We are using co-add mode – that is, we take stacks of 100 images and co-add them to increase the SNR. Since there is RON (read Out Noise) in each frame – about 2 ADU/pixel, tests have shown – it is important to know whether a sequence of added frames have a mean that converges.

We now test this directly on the stack of 100 images: “2456015.7742682MOON_V_AIR”. We extract a small square of size (2*w+1) around regularly spaced points covering the image plane and calculate a mean subframe (averaging along the stack direction), the average value of that mean subframe (a scalar for each of n coadded subframes), and plot these. These are shown in the PDF file:


pdf

The top panel in each page shows where the point was chosen. w was 4 so subframes are 9 pixels by 9 pixels, centred on the point. Second panel in each page shows how the mean value of the average subframes evolves, along with estimates of the +/-1 sigma error bounds (calculated based on the value the series converges to, or at least evolves to, in the last 10 steps of the series; the known RON (about 2.4 ADU/pixel in all observations, estimated from bias frames differences), the number of pixels in each subframe and the number of subframes co-added). Last panel shows the mean value of each sub-frame used (along the stack direction).

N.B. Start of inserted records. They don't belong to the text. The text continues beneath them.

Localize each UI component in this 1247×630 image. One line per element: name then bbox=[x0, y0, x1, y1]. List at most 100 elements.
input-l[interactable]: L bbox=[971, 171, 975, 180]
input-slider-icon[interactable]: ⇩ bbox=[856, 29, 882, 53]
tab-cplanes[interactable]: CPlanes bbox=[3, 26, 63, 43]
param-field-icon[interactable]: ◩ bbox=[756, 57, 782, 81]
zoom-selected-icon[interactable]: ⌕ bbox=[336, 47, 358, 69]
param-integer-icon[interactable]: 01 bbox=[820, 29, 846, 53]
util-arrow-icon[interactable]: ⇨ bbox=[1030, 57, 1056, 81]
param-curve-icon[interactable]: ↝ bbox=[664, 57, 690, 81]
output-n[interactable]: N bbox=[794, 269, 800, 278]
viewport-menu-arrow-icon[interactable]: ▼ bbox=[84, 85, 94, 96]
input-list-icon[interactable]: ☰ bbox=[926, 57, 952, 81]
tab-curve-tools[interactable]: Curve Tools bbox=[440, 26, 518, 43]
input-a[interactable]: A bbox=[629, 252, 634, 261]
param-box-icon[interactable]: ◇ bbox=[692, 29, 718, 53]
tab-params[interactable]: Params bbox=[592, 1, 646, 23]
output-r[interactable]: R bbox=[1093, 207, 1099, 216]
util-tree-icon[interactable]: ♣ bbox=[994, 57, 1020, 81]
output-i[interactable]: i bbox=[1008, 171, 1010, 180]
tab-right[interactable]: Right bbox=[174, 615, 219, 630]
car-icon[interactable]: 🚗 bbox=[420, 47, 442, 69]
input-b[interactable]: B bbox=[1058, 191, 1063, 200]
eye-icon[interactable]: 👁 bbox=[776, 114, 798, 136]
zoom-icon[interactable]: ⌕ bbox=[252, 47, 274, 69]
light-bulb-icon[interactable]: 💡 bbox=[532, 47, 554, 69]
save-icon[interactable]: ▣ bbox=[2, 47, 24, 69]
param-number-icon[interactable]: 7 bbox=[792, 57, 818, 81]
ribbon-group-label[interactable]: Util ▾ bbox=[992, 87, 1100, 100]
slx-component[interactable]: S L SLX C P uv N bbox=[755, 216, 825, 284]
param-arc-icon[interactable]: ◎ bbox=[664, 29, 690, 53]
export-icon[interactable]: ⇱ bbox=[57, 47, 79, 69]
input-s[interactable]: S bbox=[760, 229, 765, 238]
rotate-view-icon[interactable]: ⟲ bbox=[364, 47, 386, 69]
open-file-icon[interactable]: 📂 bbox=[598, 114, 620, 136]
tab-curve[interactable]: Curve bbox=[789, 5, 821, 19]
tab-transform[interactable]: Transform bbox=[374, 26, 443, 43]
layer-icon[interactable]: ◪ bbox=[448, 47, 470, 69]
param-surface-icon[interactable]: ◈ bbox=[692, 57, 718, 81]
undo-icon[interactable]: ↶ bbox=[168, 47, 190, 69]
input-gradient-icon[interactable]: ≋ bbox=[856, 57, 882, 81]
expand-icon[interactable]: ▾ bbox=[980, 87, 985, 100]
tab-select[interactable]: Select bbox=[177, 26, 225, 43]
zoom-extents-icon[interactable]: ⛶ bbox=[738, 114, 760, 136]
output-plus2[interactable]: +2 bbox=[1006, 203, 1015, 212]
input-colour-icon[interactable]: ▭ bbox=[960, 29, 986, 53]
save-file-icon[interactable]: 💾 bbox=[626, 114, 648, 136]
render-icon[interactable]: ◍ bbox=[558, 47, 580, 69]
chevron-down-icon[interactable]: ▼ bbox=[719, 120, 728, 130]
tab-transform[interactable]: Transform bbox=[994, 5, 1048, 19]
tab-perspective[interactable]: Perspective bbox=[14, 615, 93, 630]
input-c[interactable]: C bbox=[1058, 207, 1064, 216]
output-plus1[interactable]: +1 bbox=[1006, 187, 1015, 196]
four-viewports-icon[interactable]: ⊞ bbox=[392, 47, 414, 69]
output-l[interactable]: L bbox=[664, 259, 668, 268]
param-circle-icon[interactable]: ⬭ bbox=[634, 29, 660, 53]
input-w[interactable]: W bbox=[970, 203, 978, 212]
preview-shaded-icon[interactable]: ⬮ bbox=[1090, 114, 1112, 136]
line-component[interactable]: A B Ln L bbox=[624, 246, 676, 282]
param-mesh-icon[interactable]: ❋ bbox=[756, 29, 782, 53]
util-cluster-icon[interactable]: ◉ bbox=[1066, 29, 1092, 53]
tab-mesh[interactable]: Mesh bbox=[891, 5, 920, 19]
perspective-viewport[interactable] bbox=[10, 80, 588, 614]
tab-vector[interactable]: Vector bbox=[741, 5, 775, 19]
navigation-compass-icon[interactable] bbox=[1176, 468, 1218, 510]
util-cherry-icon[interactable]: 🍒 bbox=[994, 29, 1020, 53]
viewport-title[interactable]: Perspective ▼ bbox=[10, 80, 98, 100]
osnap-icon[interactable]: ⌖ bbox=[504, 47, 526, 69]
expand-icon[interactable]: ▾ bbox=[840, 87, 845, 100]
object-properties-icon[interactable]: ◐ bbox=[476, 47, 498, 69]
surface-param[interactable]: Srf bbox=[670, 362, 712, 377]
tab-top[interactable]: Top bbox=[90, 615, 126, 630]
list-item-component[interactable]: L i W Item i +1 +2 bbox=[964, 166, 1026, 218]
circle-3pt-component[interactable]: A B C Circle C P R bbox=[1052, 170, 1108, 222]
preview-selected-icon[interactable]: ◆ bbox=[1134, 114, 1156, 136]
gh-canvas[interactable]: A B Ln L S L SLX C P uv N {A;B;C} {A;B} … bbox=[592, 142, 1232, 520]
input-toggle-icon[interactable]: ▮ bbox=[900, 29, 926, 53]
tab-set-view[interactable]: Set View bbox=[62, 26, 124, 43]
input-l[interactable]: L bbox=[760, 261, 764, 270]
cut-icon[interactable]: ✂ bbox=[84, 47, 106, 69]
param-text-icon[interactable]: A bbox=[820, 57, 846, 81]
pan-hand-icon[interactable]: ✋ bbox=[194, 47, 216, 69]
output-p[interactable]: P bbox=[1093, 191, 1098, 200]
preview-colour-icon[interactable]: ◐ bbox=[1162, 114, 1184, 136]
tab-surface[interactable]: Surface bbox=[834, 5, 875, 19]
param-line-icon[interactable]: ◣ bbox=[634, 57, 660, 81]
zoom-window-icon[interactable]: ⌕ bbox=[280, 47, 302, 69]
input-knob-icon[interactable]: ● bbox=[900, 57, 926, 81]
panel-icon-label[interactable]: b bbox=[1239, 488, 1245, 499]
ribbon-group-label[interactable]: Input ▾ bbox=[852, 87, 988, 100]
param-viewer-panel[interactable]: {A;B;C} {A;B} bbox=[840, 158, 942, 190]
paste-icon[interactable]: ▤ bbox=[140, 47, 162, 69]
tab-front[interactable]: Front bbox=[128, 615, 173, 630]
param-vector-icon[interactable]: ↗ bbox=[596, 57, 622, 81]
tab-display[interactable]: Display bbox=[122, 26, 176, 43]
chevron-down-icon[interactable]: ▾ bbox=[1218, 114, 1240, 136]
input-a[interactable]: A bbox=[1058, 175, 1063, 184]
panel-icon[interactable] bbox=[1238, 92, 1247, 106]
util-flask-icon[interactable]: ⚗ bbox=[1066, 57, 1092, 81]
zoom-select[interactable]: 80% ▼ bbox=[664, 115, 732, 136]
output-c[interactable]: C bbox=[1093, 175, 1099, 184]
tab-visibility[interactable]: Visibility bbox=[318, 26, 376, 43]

What do we see? In page 1 a point on the sky has been selected and we see a mean value that evolves inside the expected error bounds, and we see that the subframes have mean values with some spread, but no trend.

Page 11 shows a point on the DS. Nice evolution.

Page 24 is on the BS and is very hard to explain. This holds also for points ‘near the BS’.

It seems we have little to worry about on the sky and on the DS, but on the BS we see strange evolution of the running mean! We have before touched on such subjects in this blog, when we tested effects of alignment of images – perhaps this problem was hiding inside the other problem?

[added later:] Chris asked a good question. Here is a plot of the running mean of the whole frame, as frames are taken from the stack. The value is expressed as a percentage deviation from the middle value on the curve – about 1378 counts. A small drift is seen at the 0.05% level from one frame at left to all frames at right. I think this could be due to sky variations – or slight drift of the Moon inside the frame causing ‘light to fall off the edge’. If drift is the explanation we may have an answer for why the mean in a much smaller sub-frame, when near the BS, drifts so much more – image brightness gradients are being sampled in a small subframe. Experiment at top should be redone but with drifts taken out. No large drift was evident sp I guess we are learning that a small drift can be very important!

This has an implication for how we measure the albedo – if we use ‘DS patch divided by BS patch’ we run a risk . if we use ‘DS patch divided by total flux’ we are much better off.